Two historic homes were razed in 1985 to make way for a boxy apartment building—and the residents rallied. At stake was the integrity and survival of the cohesive Craftsman architecture that dates from the residential boom of the 1910s and 1920s. This 16-block neighborhood became Pasadena’s first Landmark District, earning the appreciative moniker Bungalow Heaven. Many houses are in a style true to Arts & Crafts ideals, but among the 1,100 are myriad (creative) interpretations, with influences ranging from Historical Revival to Japanesque. The quiet, tree-lined neighborhood has celebrated three honors since 2008: listings in both the National Register and the California Register of Historical Resources, and designation as one of the 10 Great Places in America by the American Planning Association.
Large Airplane Bungalow
With a full second floor that conjures up a cockpit, this 1912 home serves as one of the neighborhood’s representative “airplane bungalows.” It draws attention from the street for its trio of forward-facing gables, balanced stuccoed piers on the porch, and striking paint job. It was once a single-storey home; the “cockpit” was added in 1919.

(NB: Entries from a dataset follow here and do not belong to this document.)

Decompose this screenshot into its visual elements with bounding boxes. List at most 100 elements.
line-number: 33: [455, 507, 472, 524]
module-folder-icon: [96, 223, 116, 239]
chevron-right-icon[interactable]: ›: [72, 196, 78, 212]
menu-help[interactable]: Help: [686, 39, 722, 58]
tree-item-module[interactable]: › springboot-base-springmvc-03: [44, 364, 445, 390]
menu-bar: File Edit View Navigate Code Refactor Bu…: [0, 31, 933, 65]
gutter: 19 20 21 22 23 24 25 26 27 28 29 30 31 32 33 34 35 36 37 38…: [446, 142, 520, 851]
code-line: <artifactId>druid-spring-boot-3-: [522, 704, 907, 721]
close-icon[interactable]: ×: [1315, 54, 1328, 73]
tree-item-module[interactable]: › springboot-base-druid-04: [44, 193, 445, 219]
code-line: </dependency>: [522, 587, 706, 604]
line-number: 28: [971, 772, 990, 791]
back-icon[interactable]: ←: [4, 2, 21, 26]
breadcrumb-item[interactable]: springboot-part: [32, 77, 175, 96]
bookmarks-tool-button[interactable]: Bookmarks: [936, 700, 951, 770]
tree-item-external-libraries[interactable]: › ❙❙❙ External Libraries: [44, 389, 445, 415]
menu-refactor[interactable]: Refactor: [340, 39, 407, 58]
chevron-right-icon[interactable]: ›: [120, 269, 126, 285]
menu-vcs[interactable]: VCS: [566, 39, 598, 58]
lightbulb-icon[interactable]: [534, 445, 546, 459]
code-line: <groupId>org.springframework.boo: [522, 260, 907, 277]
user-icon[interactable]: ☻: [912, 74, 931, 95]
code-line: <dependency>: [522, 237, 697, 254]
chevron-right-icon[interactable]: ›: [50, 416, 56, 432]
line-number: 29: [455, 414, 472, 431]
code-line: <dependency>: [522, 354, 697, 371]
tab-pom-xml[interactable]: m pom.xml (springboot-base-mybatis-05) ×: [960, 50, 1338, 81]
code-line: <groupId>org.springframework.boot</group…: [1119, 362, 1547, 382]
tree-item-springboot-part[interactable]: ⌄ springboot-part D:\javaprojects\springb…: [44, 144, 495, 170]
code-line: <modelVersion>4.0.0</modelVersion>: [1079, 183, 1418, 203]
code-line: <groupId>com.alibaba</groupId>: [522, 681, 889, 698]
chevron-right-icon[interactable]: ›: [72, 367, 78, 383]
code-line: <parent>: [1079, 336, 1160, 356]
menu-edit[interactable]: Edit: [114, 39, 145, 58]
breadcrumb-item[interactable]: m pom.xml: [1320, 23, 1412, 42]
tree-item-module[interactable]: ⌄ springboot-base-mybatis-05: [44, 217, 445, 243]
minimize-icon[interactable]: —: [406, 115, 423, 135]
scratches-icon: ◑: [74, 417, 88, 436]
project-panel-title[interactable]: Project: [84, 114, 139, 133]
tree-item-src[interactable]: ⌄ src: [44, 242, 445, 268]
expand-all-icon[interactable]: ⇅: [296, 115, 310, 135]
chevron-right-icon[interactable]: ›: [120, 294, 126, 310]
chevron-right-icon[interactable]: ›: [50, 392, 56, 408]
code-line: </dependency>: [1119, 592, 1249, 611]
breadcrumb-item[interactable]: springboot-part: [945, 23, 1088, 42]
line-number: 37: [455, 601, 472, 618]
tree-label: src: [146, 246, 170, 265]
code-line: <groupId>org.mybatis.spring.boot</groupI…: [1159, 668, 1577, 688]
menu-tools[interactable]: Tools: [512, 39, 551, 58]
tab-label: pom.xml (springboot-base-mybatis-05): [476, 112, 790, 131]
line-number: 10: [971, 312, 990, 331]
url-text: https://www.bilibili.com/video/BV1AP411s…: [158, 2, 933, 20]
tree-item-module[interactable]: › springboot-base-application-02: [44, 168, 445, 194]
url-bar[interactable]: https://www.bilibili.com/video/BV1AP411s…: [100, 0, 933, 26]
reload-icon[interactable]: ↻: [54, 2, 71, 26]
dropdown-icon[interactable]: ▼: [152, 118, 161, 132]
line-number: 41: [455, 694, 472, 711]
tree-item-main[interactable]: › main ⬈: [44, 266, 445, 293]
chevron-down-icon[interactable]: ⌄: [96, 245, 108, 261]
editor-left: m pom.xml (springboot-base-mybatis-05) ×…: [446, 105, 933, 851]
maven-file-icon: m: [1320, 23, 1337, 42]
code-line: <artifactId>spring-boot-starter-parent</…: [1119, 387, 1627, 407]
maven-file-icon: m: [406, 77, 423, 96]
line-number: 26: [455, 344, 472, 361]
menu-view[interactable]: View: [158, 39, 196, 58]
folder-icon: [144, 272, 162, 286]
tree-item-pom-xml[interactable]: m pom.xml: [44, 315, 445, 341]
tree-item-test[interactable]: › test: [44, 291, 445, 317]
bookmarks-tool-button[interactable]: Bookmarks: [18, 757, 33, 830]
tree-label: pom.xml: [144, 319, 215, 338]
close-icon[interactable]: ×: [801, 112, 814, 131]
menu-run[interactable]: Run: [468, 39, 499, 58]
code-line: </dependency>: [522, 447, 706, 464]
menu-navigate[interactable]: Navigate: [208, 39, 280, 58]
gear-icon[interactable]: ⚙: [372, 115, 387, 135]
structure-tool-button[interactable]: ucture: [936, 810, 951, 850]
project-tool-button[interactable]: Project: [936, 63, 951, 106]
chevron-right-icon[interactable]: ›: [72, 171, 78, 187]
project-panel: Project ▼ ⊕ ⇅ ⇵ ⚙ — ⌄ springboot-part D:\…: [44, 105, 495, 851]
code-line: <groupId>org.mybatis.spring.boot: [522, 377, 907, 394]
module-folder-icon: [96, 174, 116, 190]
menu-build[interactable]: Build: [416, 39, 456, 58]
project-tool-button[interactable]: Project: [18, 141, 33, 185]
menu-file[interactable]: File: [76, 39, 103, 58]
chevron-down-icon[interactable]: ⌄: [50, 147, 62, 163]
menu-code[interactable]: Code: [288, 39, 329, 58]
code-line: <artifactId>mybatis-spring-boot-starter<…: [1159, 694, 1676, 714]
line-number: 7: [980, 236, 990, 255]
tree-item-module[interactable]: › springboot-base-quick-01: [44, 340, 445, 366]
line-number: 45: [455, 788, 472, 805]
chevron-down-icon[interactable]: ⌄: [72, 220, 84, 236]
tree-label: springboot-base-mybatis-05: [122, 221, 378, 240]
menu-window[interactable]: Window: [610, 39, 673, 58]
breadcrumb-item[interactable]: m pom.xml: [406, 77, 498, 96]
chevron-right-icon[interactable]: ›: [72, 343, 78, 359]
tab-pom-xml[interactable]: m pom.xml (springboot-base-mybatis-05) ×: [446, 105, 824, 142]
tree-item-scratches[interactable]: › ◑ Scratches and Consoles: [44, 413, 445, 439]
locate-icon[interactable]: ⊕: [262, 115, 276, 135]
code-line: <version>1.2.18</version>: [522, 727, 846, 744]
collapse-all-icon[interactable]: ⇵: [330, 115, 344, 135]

Bungalow Lines, Clinker Brick
Originally a single-level structure, this distinctive home became a duplex when it gained a second-storey addition in 1915. Its corner-wrapping porch is complemented by generous eaves and abundant use of clinker brick—dense, misshapen bricks created by exposure to high temperatures, often used in California Bungalows thanks to the influence of Greene and Greene. The redwood shingles are original to the house.
Toward Colonial Revival
Revival architecture is well represented in the neighborhood, and this sweet bungalow displays a bit of Colonial Revival influence. Built in 1922, its transitional exterior combines a cross-gable roof in the Craftsman style with the later period’s plain stucco walls, brick accents, and minimal woodwork.
“Fifteen years ago when we found Bungalow Heaven, we saw that neighbors greet one another, enjoy sitting and talking on their front porches, and watch over each other’s children and pets. People say “we came for the architecture but stay for the neighborhood’.”